Science has an interesting report on the publication of clinical trial results. Some readers will recall similar efforts from 2015 and 2017/2018 in the US and Europe; this is actually a follow-up by one of the same US authors. It should actually be a dull report, because the requirements for such disclosure are clear. The rules have been gradually tightened up over the years, most recently in 2017, and in January 2018 penalties went into effect for trials that are registered on Clinicaltrials.gov but whose results are not subsequently made public.
The article looks at 4700 trials what should have reported already under this law. It does seem to have improved disclosure rates, but it also seems as if there has been no enforcement whatsoever, so you wonder how long that improvement will last. We know that enforcement has been lax because there are many institutions that have had all sorts of difficulties fulfilling their obligations. That was the case in the earlier report, too, but it has to be said that some of the laggards in that one have picked up the pace. Sloan-Kettering, Duke, and Johns Hopkins did not look good in the 2017 figures, but have improved greatly. Who hasn’t? Obscure little outfits like M. D. Anderson, the Mayo Clinic, and UCSF have the great majority of their eligible trials marked as reported late or not reported, and there are plenty of others. The University of Virginia, for example has been involved in 23 trials that should have been reported, and the great majority of them haven’t even gotten as far as reporting late: they mostly haven’t shown up at all, showing an overall average of about nine months late and growing by the day. Yale has run 19 trials that should have reported during this period; only three have done so on time.
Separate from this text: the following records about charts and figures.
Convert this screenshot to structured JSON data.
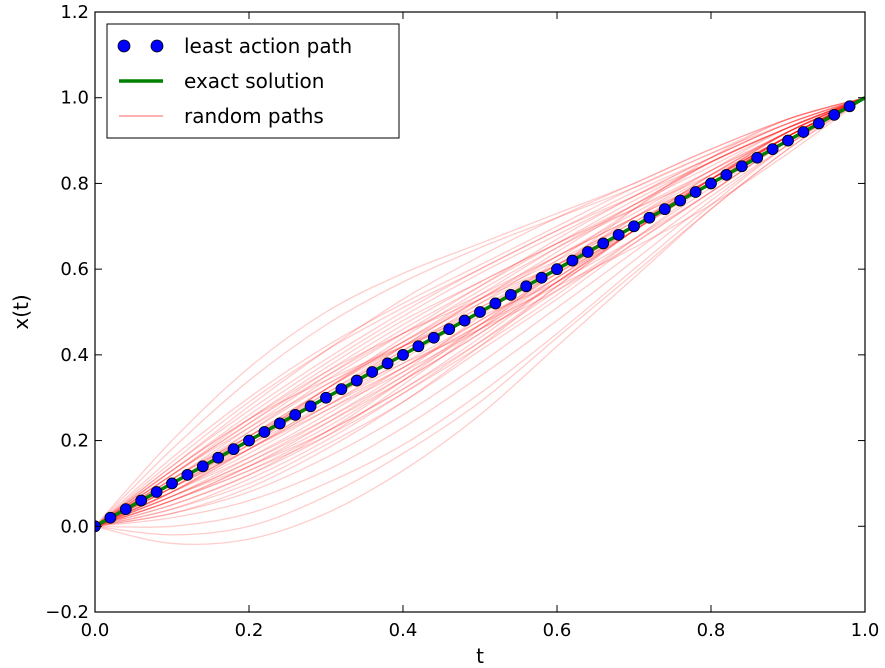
{
  "chart_data": {
    "type": "line",
    "title": "",
    "xlabel": "t",
    "ylabel": "x(t)",
    "xlim": [
      0.0,
      1.0
    ],
    "ylim": [
      -0.2,
      1.2
    ],
    "xticks": [
      "0.0",
      "0.2",
      "0.4",
      "0.6",
      "0.8",
      "1.0"
    ],
    "yticks": [
      "−0.2",
      "0.0",
      "0.2",
      "0.4",
      "0.6",
      "0.8",
      "1.0",
      "1.2"
    ],
    "grid": false,
    "legend": {
      "placement": "top-left",
      "entries": [
        {
          "label": "least action path",
          "style": "markers",
          "color": "#0000ff"
        },
        {
          "label": "exact solution",
          "style": "line",
          "color": "#008000"
        },
        {
          "label": "random paths",
          "style": "line",
          "color": "#ff9999"
        }
      ]
    },
    "series": [
      {
        "name": "least action path",
        "style": "markers",
        "color": "#0000ff",
        "x": [
          0.0,
          0.02,
          0.04,
          0.06,
          0.08,
          0.1,
          0.12,
          0.14,
          0.16,
          0.18,
          0.2,
          0.22,
          0.24,
          0.26,
          0.28,
          0.3,
          0.32,
          0.34,
          0.36,
          0.38,
          0.4,
          0.42,
          0.44,
          0.46,
          0.48,
          0.5,
          0.52,
          0.54,
          0.56,
          0.58,
          0.6,
          0.62,
          0.64,
          0.66,
          0.68,
          0.7,
          0.72,
          0.74,
          0.76,
          0.78,
          0.8,
          0.82,
          0.84,
          0.86,
          0.88,
          0.9,
          0.92,
          0.94,
          0.96,
          0.98
        ],
        "y": [
          0.0,
          0.02,
          0.04,
          0.06,
          0.08,
          0.1,
          0.12,
          0.14,
          0.16,
          0.18,
          0.2,
          0.22,
          0.24,
          0.26,
          0.28,
          0.3,
          0.32,
          0.34,
          0.36,
          0.38,
          0.4,
          0.42,
          0.44,
          0.46,
          0.48,
          0.5,
          0.52,
          0.54,
          0.56,
          0.58,
          0.6,
          0.62,
          0.64,
          0.66,
          0.68,
          0.7,
          0.72,
          0.74,
          0.76,
          0.78,
          0.8,
          0.82,
          0.84,
          0.86,
          0.88,
          0.9,
          0.92,
          0.94,
          0.96,
          0.98
        ]
      },
      {
        "name": "exact solution",
        "style": "line",
        "color": "#008000",
        "x": [
          0.0,
          1.0
        ],
        "y": [
          0.0,
          1.0
        ]
      }
    ],
    "random_paths": {
      "name": "random paths",
      "color": "#ff0000",
      "x": [
        0.0,
        0.1,
        0.2,
        0.3,
        0.4,
        0.5,
        0.6,
        0.7,
        0.8,
        0.9,
        1.0
      ],
      "paths": [
        [
          0.0,
          0.2,
          0.37,
          0.5,
          0.59,
          0.66,
          0.73,
          0.8,
          0.88,
          0.95,
          1.0
        ],
        [
          0.0,
          0.18,
          0.34,
          0.47,
          0.57,
          0.65,
          0.72,
          0.79,
          0.87,
          0.95,
          1.0
        ],
        [
          0.0,
          0.16,
          0.3,
          0.42,
          0.52,
          0.61,
          0.7,
          0.79,
          0.87,
          0.94,
          1.0
        ],
        [
          0.0,
          0.14,
          0.28,
          0.41,
          0.53,
          0.63,
          0.72,
          0.8,
          0.88,
          0.95,
          1.0
        ],
        [
          0.0,
          0.13,
          0.26,
          0.38,
          0.49,
          0.59,
          0.68,
          0.77,
          0.86,
          0.94,
          1.0
        ],
        [
          0.0,
          0.12,
          0.25,
          0.37,
          0.48,
          0.57,
          0.66,
          0.74,
          0.82,
          0.91,
          1.0
        ],
        [
          0.0,
          0.11,
          0.23,
          0.35,
          0.46,
          0.56,
          0.66,
          0.76,
          0.85,
          0.93,
          1.0
        ],
        [
          0.0,
          0.1,
          0.22,
          0.34,
          0.45,
          0.56,
          0.67,
          0.77,
          0.86,
          0.94,
          1.0
        ],
        [
          0.0,
          0.09,
          0.2,
          0.32,
          0.43,
          0.54,
          0.65,
          0.75,
          0.85,
          0.93,
          1.0
        ],
        [
          0.0,
          0.08,
          0.19,
          0.3,
          0.41,
          0.52,
          0.63,
          0.73,
          0.83,
          0.92,
          1.0
        ],
        [
          0.0,
          0.09,
          0.18,
          0.28,
          0.38,
          0.48,
          0.58,
          0.69,
          0.8,
          0.91,
          1.0
        ],
        [
          0.0,
          0.07,
          0.16,
          0.26,
          0.37,
          0.48,
          0.59,
          0.7,
          0.8,
          0.9,
          1.0
        ],
        [
          0.0,
          0.06,
          0.14,
          0.24,
          0.35,
          0.47,
          0.59,
          0.7,
          0.81,
          0.91,
          1.0
        ],
        [
          0.0,
          0.06,
          0.13,
          0.22,
          0.32,
          0.43,
          0.55,
          0.67,
          0.79,
          0.9,
          1.0
        ],
        [
          0.0,
          0.04,
          0.1,
          0.19,
          0.29,
          0.41,
          0.53,
          0.66,
          0.78,
          0.9,
          1.0
        ],
        [
          0.0,
          0.03,
          0.08,
          0.16,
          0.26,
          0.38,
          0.51,
          0.64,
          0.77,
          0.89,
          1.0
        ],
        [
          0.0,
          0.02,
          0.06,
          0.13,
          0.23,
          0.35,
          0.48,
          0.62,
          0.76,
          0.89,
          1.0
        ],
        [
          0.0,
          0.0,
          0.03,
          0.1,
          0.19,
          0.31,
          0.45,
          0.6,
          0.75,
          0.89,
          1.0
        ],
        [
          0.0,
          -0.02,
          0.0,
          0.07,
          0.17,
          0.29,
          0.44,
          0.59,
          0.74,
          0.88,
          1.0
        ],
        [
          0.0,
          -0.04,
          -0.03,
          0.03,
          0.13,
          0.26,
          0.42,
          0.58,
          0.74,
          0.88,
          1.0
        ],
        [
          0.0,
          0.15,
          0.29,
          0.41,
          0.51,
          0.6,
          0.69,
          0.77,
          0.85,
          0.93,
          1.0
        ],
        [
          0.0,
          0.12,
          0.24,
          0.35,
          0.45,
          0.54,
          0.63,
          0.72,
          0.81,
          0.91,
          1.0
        ],
        [
          0.0,
          0.1,
          0.21,
          0.32,
          0.43,
          0.53,
          0.62,
          0.71,
          0.8,
          0.9,
          1.0
        ],
        [
          0.0,
          0.08,
          0.17,
          0.27,
          0.37,
          0.47,
          0.56,
          0.65,
          0.75,
          0.87,
          1.0
        ],
        [
          0.0,
          0.11,
          0.21,
          0.3,
          0.38,
          0.46,
          0.55,
          0.66,
          0.78,
          0.9,
          1.0
        ],
        [
          0.0,
          0.13,
          0.25,
          0.34,
          0.42,
          0.49,
          0.57,
          0.67,
          0.78,
          0.9,
          1.0
        ],
        [
          0.0,
          0.07,
          0.15,
          0.25,
          0.36,
          0.49,
          0.62,
          0.74,
          0.85,
          0.93,
          1.0
        ],
        [
          0.0,
          0.05,
          0.12,
          0.21,
          0.33,
          0.46,
          0.6,
          0.74,
          0.86,
          0.95,
          1.0
        ],
        [
          0.0,
          0.09,
          0.19,
          0.3,
          0.42,
          0.53,
          0.63,
          0.72,
          0.81,
          0.9,
          1.0
        ],
        [
          0.0,
          0.06,
          0.14,
          0.23,
          0.34,
          0.45,
          0.57,
          0.69,
          0.8,
          0.91,
          1.0
        ],
        [
          0.0,
          0.11,
          0.22,
          0.33,
          0.43,
          0.52,
          0.61,
          0.7,
          0.8,
          0.9,
          1.0
        ],
        [
          0.0,
          0.08,
          0.18,
          0.28,
          0.39,
          0.5,
          0.61,
          0.72,
          0.82,
          0.92,
          1.0
        ],
        [
          0.0,
          0.04,
          0.11,
          0.2,
          0.31,
          0.43,
          0.56,
          0.69,
          0.81,
          0.92,
          1.0
        ],
        [
          0.0,
          0.12,
          0.23,
          0.33,
          0.42,
          0.5,
          0.59,
          0.69,
          0.8,
          0.91,
          1.0
        ],
        [
          0.0,
          0.1,
          0.2,
          0.31,
          0.42,
          0.53,
          0.64,
          0.75,
          0.85,
          0.93,
          1.0
        ],
        [
          0.0,
          0.09,
          0.18,
          0.27,
          0.36,
          0.46,
          0.57,
          0.69,
          0.81,
          0.92,
          1.0
        ],
        [
          0.0,
          0.07,
          0.15,
          0.24,
          0.34,
          0.45,
          0.57,
          0.69,
          0.81,
          0.91,
          1.0
        ],
        [
          0.0,
          0.14,
          0.27,
          0.39,
          0.5,
          0.6,
          0.69,
          0.78,
          0.86,
          0.94,
          1.0
        ],
        [
          0.0,
          0.05,
          0.12,
          0.22,
          0.34,
          0.47,
          0.6,
          0.72,
          0.83,
          0.93,
          1.0
        ],
        [
          0.0,
          0.1,
          0.19,
          0.28,
          0.37,
          0.47,
          0.58,
          0.7,
          0.82,
          0.92,
          1.0
        ],
        [
          0.0,
          0.12,
          0.24,
          0.36,
          0.47,
          0.57,
          0.66,
          0.75,
          0.84,
          0.93,
          1.0
        ],
        [
          0.0,
          0.08,
          0.16,
          0.25,
          0.35,
          0.46,
          0.58,
          0.7,
          0.81,
          0.91,
          1.0
        ],
        [
          0.0,
          0.06,
          0.13,
          0.21,
          0.31,
          0.42,
          0.54,
          0.67,
          0.8,
          0.91,
          1.0
        ],
        [
          0.0,
          0.11,
          0.21,
          0.31,
          0.41,
          0.51,
          0.61,
          0.71,
          0.81,
          0.91,
          1.0
        ],
        [
          0.0,
          0.09,
          0.2,
          0.32,
          0.44,
          0.55,
          0.65,
          0.74,
          0.83,
          0.92,
          1.0
        ],
        [
          0.0,
          0.07,
          0.14,
          0.22,
          0.32,
          0.44,
          0.57,
          0.7,
          0.82,
          0.92,
          1.0
        ],
        [
          0.0,
          0.13,
          0.25,
          0.36,
          0.45,
          0.53,
          0.61,
          0.7,
          0.8,
          0.91,
          1.0
        ],
        [
          0.0,
          0.03,
          0.09,
          0.18,
          0.29,
          0.42,
          0.56,
          0.69,
          0.81,
          0.92,
          1.0
        ],
        [
          0.0,
          0.1,
          0.21,
          0.32,
          0.42,
          0.51,
          0.6,
          0.7,
          0.8,
          0.91,
          1.0
        ],
        [
          0.0,
          0.08,
          0.18,
          0.29,
          0.4,
          0.5,
          0.6,
          0.7,
          0.81,
          0.91,
          1.0
        ]
      ]
    }
  }
}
Even the federal government itself doesn’t come across looking very good. The National Institute of Allergy and Infectious Disease has reported over half its trials on time, but the rest of NIH hasn’t. Of those, National Heart, Lung, and Blood Institute is showing the lowest percentage of on-time reporting in the entire table, an impressive showing if you just ignore the minus sign in front of it. But if the NIH doesn’t bother to report its own work on time under the legal provisions of its own web site, it’s hard to see why anyone else should.
But do you know who does? The biopharma industry. The article’s charts are broken down by category (academia, government, and industry), and the absolute worst pharma company on the list is Teva. By a wide margin. But they would be one of the better ones on the other two lists. There are several companies with perfect records, and only one (Sanofi) that has a single trial that has not reported yet. Few non-industrial organizations even come close.
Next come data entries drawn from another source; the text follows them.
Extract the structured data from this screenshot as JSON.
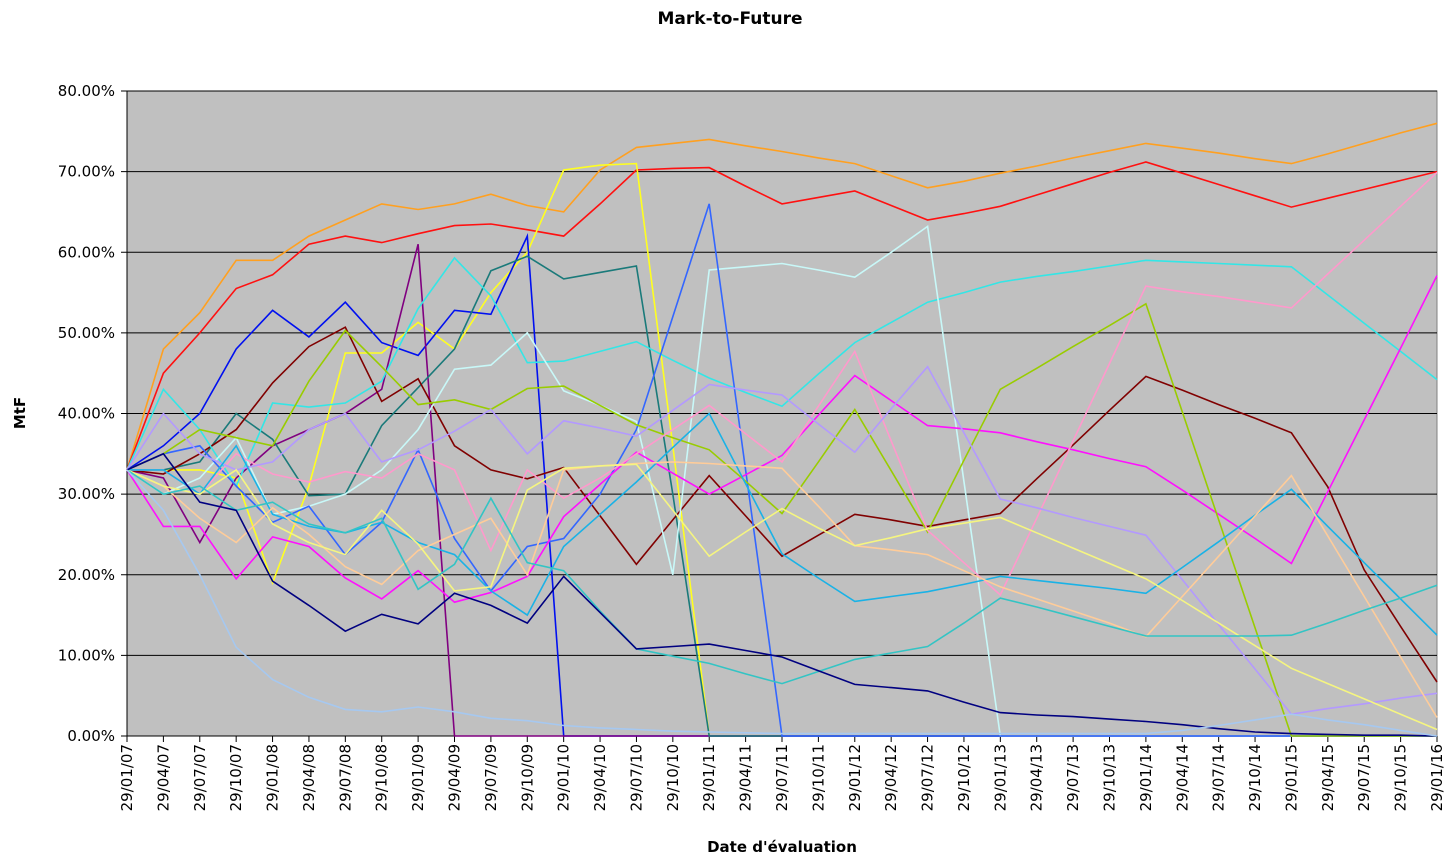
{
  "chart_data": {
    "type": "line",
    "title": "Mark-to-Future",
    "xlabel": "Date d'évaluation",
    "ylabel": "MtF",
    "categories": [
      "29/01/07",
      "29/04/07",
      "29/07/07",
      "29/10/07",
      "29/01/08",
      "29/04/08",
      "29/07/08",
      "29/10/08",
      "29/01/09",
      "29/04/09",
      "29/07/09",
      "29/10/09",
      "29/01/10",
      "29/04/10",
      "29/07/10",
      "29/10/10",
      "29/01/11",
      "29/04/11",
      "29/07/11",
      "29/10/11",
      "29/01/12",
      "29/04/12",
      "29/07/12",
      "29/10/12",
      "29/01/13",
      "29/04/13",
      "29/07/13",
      "29/10/13",
      "29/01/14",
      "29/04/14",
      "29/07/14",
      "29/10/14",
      "29/01/15",
      "29/04/15",
      "29/07/15",
      "29/10/15",
      "29/01/16"
    ],
    "ylim": [
      0,
      80
    ],
    "yticks": [
      {
        "value": 0,
        "label": "0.00%"
      },
      {
        "value": 10,
        "label": "10.00%"
      },
      {
        "value": 20,
        "label": "20.00%"
      },
      {
        "value": 30,
        "label": "30.00%"
      },
      {
        "value": 40,
        "label": "40.00%"
      },
      {
        "value": 50,
        "label": "50.00%"
      },
      {
        "value": 60,
        "label": "60.00%"
      },
      {
        "value": 70,
        "label": "70.00%"
      },
      {
        "value": 80,
        "label": "80.00%"
      }
    ],
    "grid": true,
    "background": "#c0c0c0",
    "series": [
      {
        "color": "#ffa020",
        "values": [
          33,
          48,
          52.5,
          59,
          59,
          62,
          64,
          66,
          65.3,
          66,
          67.2,
          65.8,
          65,
          70.2,
          73,
          73.5,
          74,
          73.2,
          72.5,
          71.7,
          71,
          69.5,
          68,
          68.8,
          69.8,
          70.7,
          71.7,
          72.6,
          73.5,
          72.9,
          72.3,
          71.6,
          71,
          72.2,
          73.5,
          74.8,
          76
        ]
      },
      {
        "color": "#ff1010",
        "values": [
          33,
          45,
          50,
          55.5,
          57.2,
          61,
          62,
          61.2,
          62.3,
          63.3,
          63.5,
          62.8,
          62,
          66,
          70.2,
          70.4,
          70.5,
          68.2,
          66,
          66.8,
          67.6,
          65.8,
          64,
          64.8,
          65.7,
          67.1,
          68.5,
          69.9,
          71.2,
          69.8,
          68.4,
          67,
          65.6,
          66.7,
          67.8,
          68.9,
          70
        ]
      },
      {
        "color": "#ffff20",
        "values": [
          33,
          33,
          33,
          32,
          19,
          31,
          47.5,
          47.5,
          51.3,
          48,
          55,
          60,
          70.2,
          70.8,
          71,
          36,
          0,
          0,
          0,
          0,
          0,
          0,
          0,
          0,
          0,
          0,
          0,
          0,
          0,
          0,
          0,
          0,
          0,
          0,
          0,
          0,
          0
        ]
      },
      {
        "color": "#0010f0",
        "values": [
          33,
          36,
          40,
          48,
          52.8,
          49.5,
          53.8,
          48.8,
          47.2,
          52.8,
          52.3,
          62,
          0,
          0,
          0,
          0,
          0,
          0,
          0,
          0,
          0,
          0,
          0,
          0,
          0,
          0,
          0,
          0,
          0,
          0,
          0,
          0,
          0,
          0,
          0,
          0,
          0
        ]
      },
      {
        "color": "#800080",
        "values": [
          33,
          32,
          24,
          32,
          36,
          38,
          40,
          43,
          61,
          0,
          0,
          0,
          0,
          0,
          0,
          0,
          0,
          0,
          0,
          0,
          0,
          0,
          0,
          0,
          0,
          0,
          0,
          0,
          0,
          0,
          0,
          0,
          0,
          0,
          0,
          0,
          0
        ]
      },
      {
        "color": "#1a7a7a",
        "values": [
          33,
          33,
          34,
          40,
          36.8,
          29.8,
          30,
          38.5,
          43.2,
          48,
          57.7,
          59.5,
          56.7,
          57.5,
          58.3,
          30,
          0,
          0,
          0,
          0,
          0,
          0,
          0,
          0,
          0,
          0,
          0,
          0,
          0,
          0,
          0,
          0,
          0,
          0,
          0,
          0,
          0
        ]
      },
      {
        "color": "#800000",
        "values": [
          33,
          32.5,
          35,
          38,
          43.8,
          48.3,
          50.7,
          41.5,
          44.3,
          36,
          33,
          31.9,
          33.3,
          27.3,
          21.3,
          26.8,
          32.3,
          27.3,
          22.3,
          24.9,
          27.5,
          26.8,
          26,
          26.8,
          27.6,
          31.9,
          36.1,
          40.4,
          44.6,
          42.9,
          41.1,
          39.4,
          37.6,
          30.9,
          20.6,
          13.6,
          6.7
        ]
      },
      {
        "color": "#33e6e6",
        "values": [
          33,
          43,
          38,
          31,
          41.3,
          40.8,
          41.3,
          44,
          53,
          59.3,
          54.6,
          46.3,
          46.5,
          47.7,
          48.9,
          46.6,
          44.4,
          42.6,
          40.9,
          44.9,
          48.8,
          51.3,
          53.8,
          55,
          56.3,
          57,
          57.6,
          58.3,
          59,
          58.8,
          58.6,
          58.4,
          58.2,
          54.7,
          51.2,
          47.7,
          44.2
        ]
      },
      {
        "color": "#c8f8f8",
        "values": [
          33,
          30,
          32,
          37,
          27.5,
          28.5,
          30,
          33,
          38,
          45.5,
          46,
          50,
          42.8,
          41,
          39,
          20,
          57.8,
          58.2,
          58.6,
          57.8,
          56.9,
          60,
          63.2,
          31.6,
          0,
          0,
          0,
          0,
          0,
          0,
          0,
          0,
          0,
          0,
          0,
          0,
          0
        ]
      },
      {
        "color": "#3366ff",
        "values": [
          33,
          35,
          36,
          31,
          26.5,
          28.5,
          22.5,
          26.5,
          35.5,
          24.5,
          18,
          23.5,
          24.5,
          30,
          38,
          52,
          66,
          33,
          0,
          0,
          0,
          0,
          0,
          0,
          0,
          0,
          0,
          0,
          0,
          0,
          0,
          0,
          0,
          0,
          0,
          0,
          0
        ]
      },
      {
        "color": "#ff10ff",
        "values": [
          33,
          26,
          26,
          19.5,
          24.7,
          23.5,
          19.6,
          17,
          20.5,
          16.6,
          17.8,
          19.8,
          27.2,
          31.2,
          35.2,
          32.6,
          30,
          32.4,
          34.8,
          39.8,
          44.7,
          41.6,
          38.5,
          38.1,
          37.6,
          36.5,
          35.5,
          34.4,
          33.4,
          30.5,
          27.5,
          24.5,
          21.4,
          30.3,
          39.2,
          48.1,
          57.1
        ]
      },
      {
        "color": "#99cc00",
        "values": [
          33,
          35,
          38,
          37,
          36,
          44,
          50.3,
          45.8,
          41.1,
          41.7,
          40.5,
          43.1,
          43.4,
          41,
          38.6,
          37,
          35.5,
          31.6,
          27.6,
          34,
          40.5,
          32.9,
          25.3,
          34.2,
          43,
          45.6,
          48.3,
          50.9,
          53.6,
          40.2,
          26.8,
          13.4,
          0,
          0,
          0,
          0,
          0
        ]
      },
      {
        "color": "#ff99cc",
        "values": [
          33,
          33,
          30,
          35,
          32.5,
          31.5,
          32.8,
          32,
          35,
          33,
          23,
          33,
          29.5,
          32,
          35,
          38,
          41,
          37.5,
          34,
          40.9,
          47.7,
          36.6,
          25.5,
          21.5,
          17.5,
          27,
          36.6,
          46.2,
          55.8,
          55.1,
          54.5,
          53.8,
          53.1,
          57.3,
          61.5,
          65.7,
          69.9
        ]
      },
      {
        "color": "#b399ff",
        "values": [
          33,
          40,
          35,
          33,
          34,
          38,
          40,
          34,
          35.5,
          37.8,
          40.5,
          35,
          39.1,
          38.2,
          37.2,
          40.4,
          43.6,
          42.9,
          42.3,
          38.7,
          35.2,
          40.6,
          45.8,
          37.6,
          29.4,
          28.3,
          27.1,
          26,
          24.9,
          19.4,
          13.8,
          8.3,
          2.7,
          3.4,
          4,
          4.7,
          5.3
        ]
      },
      {
        "color": "#1ab2e6",
        "values": [
          33,
          33,
          30,
          36,
          27.5,
          26,
          25.2,
          26.5,
          24,
          22.5,
          18,
          15,
          23.5,
          27.5,
          31.5,
          35.8,
          40,
          31.3,
          22.6,
          19.6,
          16.7,
          17.3,
          17.9,
          18.8,
          19.8,
          19.3,
          18.8,
          18.3,
          17.7,
          20.9,
          24.1,
          27.4,
          30.6,
          26,
          21.5,
          17,
          12.5
        ]
      },
      {
        "color": "#ffcc99",
        "values": [
          33,
          31,
          27,
          24,
          28.3,
          25,
          21,
          18.8,
          23,
          25,
          27,
          20,
          33,
          33.5,
          33.8,
          34,
          33.8,
          33.5,
          33.2,
          28.5,
          23.6,
          23.1,
          22.5,
          20.5,
          18.5,
          17,
          15.5,
          14,
          12.3,
          17.3,
          22.3,
          27.3,
          32.3,
          24.8,
          17.3,
          9.8,
          2.3
        ]
      },
      {
        "color": "#f5f580",
        "values": [
          33,
          31,
          30,
          33,
          26.3,
          24,
          22.5,
          28,
          23.8,
          18,
          18.5,
          30.5,
          33.2,
          33.5,
          33.7,
          28,
          22.3,
          25.3,
          28.2,
          25.8,
          23.6,
          24.6,
          25.7,
          26.4,
          27.1,
          25.2,
          23.3,
          21.4,
          19.5,
          16.8,
          14,
          11.2,
          8.4,
          6.5,
          4.6,
          2.7,
          0.8
        ]
      },
      {
        "color": "#33c4c4",
        "values": [
          33,
          30,
          31,
          28,
          29,
          26.3,
          25.2,
          27,
          18.2,
          21.3,
          29.5,
          21.5,
          20.5,
          15.5,
          10.8,
          9.9,
          9,
          7.7,
          6.5,
          8,
          9.5,
          10.3,
          11.1,
          14,
          17.1,
          16,
          14.8,
          13.6,
          12.4,
          12.4,
          12.4,
          12.4,
          12.5,
          14,
          15.6,
          17.1,
          18.7
        ]
      },
      {
        "color": "#000080",
        "values": [
          33,
          35,
          29,
          28,
          19.2,
          16.2,
          13,
          15.1,
          13.9,
          17.7,
          16.2,
          14,
          19.8,
          15.3,
          10.8,
          11.1,
          11.4,
          10.6,
          9.8,
          8.1,
          6.4,
          6,
          5.6,
          4.2,
          2.9,
          2.6,
          2.4,
          2.1,
          1.8,
          1.4,
          0.9,
          0.5,
          0.3,
          0.2,
          0.1,
          0.1,
          0
        ]
      },
      {
        "color": "#a6c8f0",
        "values": [
          33,
          28,
          20,
          11,
          7,
          4.8,
          3.3,
          3,
          3.6,
          3,
          2.2,
          1.9,
          1.3,
          1,
          0.8,
          0.6,
          0.5,
          0.4,
          0.3,
          0.3,
          0.3,
          0.3,
          0.3,
          0.3,
          0.3,
          0.3,
          0.3,
          0.3,
          0.3,
          0.7,
          1.3,
          2,
          2.7,
          2,
          1.4,
          0.7,
          0
        ]
      }
    ]
  }
}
I should note that this was the same in the earlier looks at clinical trial reporting. For all the talk of drug companies burying trial results, industry actually seems to be taking its reporting responsibilities far more seriously than academia. Or the government itself. The new FDA commissioner used to be the chief medical officer at M. D. Anderson, the majority of whose 89 trials have reported late or not at all (averaging 128 days behind schedule). Is he the person who will bring things into line, do you think? Or will the agency just wag its finger a bit harder?